Örneğin siyasi alanda, 6 Ocak 2021'de Kongre Binası'na yapılan saldırının revizyonist bir tarihini benimsedi ve binaya saldırmakla suçlanan isyancılardan defalarca “rehineler” ve “siyasi mahkumlar” olarak söz etti. Ayrıca Başkan Biden'ı, delil olmaksızın, karşı karşıya olduğu dört ceza davasını yönetmekle suçladı. Bunlardan ikisi eyalet veya yerel yetkililer tarafından açılmıştı ve iki federal dava da Adalet Bakanlığı'ndan büyük ölçüde bağımsız çalışan özel bir danışman olan Bay Smith tarafından açılmıştı. (Bay Trump, yeniden seçilirse Bay Biden ve ailesinin “takip edecek” özel bir savcı atayacağının sözünü verdi.)

Geçen hafta Bay Trump, dokunulmazlık tartışmasını Bay Biden'a karşı örtülü bir tehdit gibi görünen bir şey yapmak için kullandı.


Cuma günü sosyal medyada “Eğer beni başkanlık dokunulmazlığından çıkarırlarsa, Sahtekar Joe Biden'ın da başkanlık dokunulmazlığını da kaldırırlar” diye yazdı.

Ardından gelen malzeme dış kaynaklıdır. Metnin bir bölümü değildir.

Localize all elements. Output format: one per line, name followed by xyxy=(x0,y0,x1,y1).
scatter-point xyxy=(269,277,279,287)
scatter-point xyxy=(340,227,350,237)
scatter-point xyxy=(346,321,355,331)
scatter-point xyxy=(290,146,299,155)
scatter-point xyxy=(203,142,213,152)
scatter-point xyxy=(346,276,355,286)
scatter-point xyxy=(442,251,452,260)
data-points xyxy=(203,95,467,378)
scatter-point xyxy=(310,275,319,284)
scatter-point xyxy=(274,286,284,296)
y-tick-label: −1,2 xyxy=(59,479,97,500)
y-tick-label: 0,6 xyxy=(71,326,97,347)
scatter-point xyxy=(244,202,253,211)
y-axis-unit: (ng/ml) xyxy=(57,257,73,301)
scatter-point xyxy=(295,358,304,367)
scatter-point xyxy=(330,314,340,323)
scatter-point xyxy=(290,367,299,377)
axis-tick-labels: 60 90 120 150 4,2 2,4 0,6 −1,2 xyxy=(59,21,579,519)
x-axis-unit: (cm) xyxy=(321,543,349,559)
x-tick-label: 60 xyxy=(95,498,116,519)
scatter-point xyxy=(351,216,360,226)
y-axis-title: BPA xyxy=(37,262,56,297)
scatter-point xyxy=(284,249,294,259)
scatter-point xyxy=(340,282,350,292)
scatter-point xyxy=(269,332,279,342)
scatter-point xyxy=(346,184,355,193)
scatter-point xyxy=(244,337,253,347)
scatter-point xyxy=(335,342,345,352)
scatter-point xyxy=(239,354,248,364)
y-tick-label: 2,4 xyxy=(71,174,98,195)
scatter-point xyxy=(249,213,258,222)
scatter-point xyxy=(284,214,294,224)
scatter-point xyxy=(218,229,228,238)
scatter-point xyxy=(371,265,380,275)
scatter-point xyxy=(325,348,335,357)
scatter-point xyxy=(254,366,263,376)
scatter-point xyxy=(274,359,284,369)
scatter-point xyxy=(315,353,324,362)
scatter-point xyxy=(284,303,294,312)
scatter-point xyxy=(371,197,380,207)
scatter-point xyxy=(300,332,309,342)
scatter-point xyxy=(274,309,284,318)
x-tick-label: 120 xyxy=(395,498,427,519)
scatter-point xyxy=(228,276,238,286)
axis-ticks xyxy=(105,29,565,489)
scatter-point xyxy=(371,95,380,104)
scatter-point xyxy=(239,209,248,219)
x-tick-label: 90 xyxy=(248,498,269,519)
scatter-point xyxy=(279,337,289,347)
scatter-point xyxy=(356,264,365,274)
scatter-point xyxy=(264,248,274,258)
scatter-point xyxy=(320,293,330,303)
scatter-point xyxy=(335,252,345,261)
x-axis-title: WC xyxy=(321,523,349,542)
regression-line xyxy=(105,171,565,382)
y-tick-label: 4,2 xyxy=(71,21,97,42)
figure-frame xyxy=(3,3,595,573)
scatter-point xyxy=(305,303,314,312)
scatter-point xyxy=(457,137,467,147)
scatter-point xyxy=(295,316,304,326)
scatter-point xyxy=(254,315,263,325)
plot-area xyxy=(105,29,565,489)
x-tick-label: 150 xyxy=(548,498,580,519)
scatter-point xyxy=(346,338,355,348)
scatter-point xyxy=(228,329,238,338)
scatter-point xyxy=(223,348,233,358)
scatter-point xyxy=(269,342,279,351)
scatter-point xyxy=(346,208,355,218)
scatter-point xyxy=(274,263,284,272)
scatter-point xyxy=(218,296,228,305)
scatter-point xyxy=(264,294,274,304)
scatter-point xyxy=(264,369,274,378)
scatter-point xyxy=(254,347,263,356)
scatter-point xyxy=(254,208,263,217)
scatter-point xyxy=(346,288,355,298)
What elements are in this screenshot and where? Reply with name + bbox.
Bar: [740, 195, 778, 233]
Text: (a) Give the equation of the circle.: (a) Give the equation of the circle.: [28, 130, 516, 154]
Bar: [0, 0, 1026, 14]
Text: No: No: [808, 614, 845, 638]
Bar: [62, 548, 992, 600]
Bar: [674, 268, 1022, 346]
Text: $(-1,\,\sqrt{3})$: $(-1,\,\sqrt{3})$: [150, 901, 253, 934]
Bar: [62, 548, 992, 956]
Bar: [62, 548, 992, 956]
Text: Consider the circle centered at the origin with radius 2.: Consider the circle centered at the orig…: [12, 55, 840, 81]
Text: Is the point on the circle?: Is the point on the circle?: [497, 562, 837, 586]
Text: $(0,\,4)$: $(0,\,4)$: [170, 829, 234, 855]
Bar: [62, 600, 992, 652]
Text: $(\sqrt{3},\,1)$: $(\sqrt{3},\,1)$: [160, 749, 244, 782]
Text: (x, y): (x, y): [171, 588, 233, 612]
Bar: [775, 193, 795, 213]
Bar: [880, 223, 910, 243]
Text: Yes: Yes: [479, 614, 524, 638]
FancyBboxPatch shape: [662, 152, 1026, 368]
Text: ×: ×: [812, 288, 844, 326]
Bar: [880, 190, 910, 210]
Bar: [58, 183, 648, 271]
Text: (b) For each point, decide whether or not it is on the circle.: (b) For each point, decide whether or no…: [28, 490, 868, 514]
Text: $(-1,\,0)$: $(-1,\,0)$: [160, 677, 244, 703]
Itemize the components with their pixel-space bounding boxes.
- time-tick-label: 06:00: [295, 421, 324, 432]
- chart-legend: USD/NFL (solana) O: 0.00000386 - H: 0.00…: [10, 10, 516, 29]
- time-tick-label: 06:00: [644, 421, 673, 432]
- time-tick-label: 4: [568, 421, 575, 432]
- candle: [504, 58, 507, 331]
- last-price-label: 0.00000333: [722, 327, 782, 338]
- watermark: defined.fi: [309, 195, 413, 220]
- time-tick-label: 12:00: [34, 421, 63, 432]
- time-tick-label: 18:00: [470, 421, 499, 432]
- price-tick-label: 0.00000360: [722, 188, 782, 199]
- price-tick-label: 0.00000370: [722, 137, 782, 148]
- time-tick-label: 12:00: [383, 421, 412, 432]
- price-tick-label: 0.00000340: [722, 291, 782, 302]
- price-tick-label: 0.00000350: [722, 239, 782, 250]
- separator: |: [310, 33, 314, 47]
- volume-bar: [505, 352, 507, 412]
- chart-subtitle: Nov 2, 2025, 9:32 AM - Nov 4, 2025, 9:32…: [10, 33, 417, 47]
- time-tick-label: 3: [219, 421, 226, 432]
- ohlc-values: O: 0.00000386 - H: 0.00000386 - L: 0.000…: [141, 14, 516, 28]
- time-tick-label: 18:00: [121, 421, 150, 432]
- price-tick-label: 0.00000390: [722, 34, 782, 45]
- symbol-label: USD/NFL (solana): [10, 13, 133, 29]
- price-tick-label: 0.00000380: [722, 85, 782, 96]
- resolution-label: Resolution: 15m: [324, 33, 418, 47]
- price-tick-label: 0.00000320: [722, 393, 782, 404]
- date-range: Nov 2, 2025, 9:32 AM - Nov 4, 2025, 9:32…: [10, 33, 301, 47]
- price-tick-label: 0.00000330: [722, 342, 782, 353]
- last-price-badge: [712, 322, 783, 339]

Bay Trump, bu senaryoyu tersine çevirme stratejisini, görevden ayrıldıktan sonra gizli belgeleri yasa dışı bir şekilde saklamakla suçlandığı Florida davası ve hükümetin onları devre dışı bırakmak için geri alma girişimleri de dahil olmak üzere diğer bazı ceza davalarında da kullandı.

Davadaki en önemli savunmalarından biri, Başkanlık Kayıtları Yasası uyarınca belgeleri kendi kişisel mülkü olarak belirlediği için Beyaz Saray'dan belgeleri kaldırmakla suçlanamayacağı iddiası.

Ancak hukukçuların ve savcıların işaret ettiği gibi, Trump'ın yasayı kapsamlı şekilde yorumlaması, yasanın anlamını tersine çeviriyor. Yasa, Watergate skandalı sonrasında, eski başkanların görevde oldukları süreye ait kayıtlara sınırsız erişime izin vermemek için çıkarıldı; bunun tam tersi bir nedenden ötürü: bunların çoğunun, özellikle de çok gizli devlet sırlarını içerenlerin, arşivlerde kalmasını sağlamak. hükümetin elinde.

Ancak Bay Trump'ın gerçeklikle ilgili en cesur revizyonları dokunulmazlık savunmaları bağlamında gerçekleşti.


Konu Washington'daki iki alt mahkemeye taşınırken avukatları kayda değer bir argüman ortaya koydu. Sayın Trump'tan önce hiçbir başkan veya eski başkana suç duyurusunda bulunulmadığı için başkanlık dokunulmazlığı diye bir şeyin olduğu sonucunun çıkarılabileceğini iddia ettiler.

Savcılar, mahkeme dosyalarında Bay Trump'ın hakkında dava açılan tek eski başkan olduğu gerçeğinin “cezai dokunulmazlığın varlığını ima eden bir tarih ve geleneği yansıtmadığını, daha ziyade” Başkanların çoğunun suç teşkil edecek hiçbir şey yapmadım.”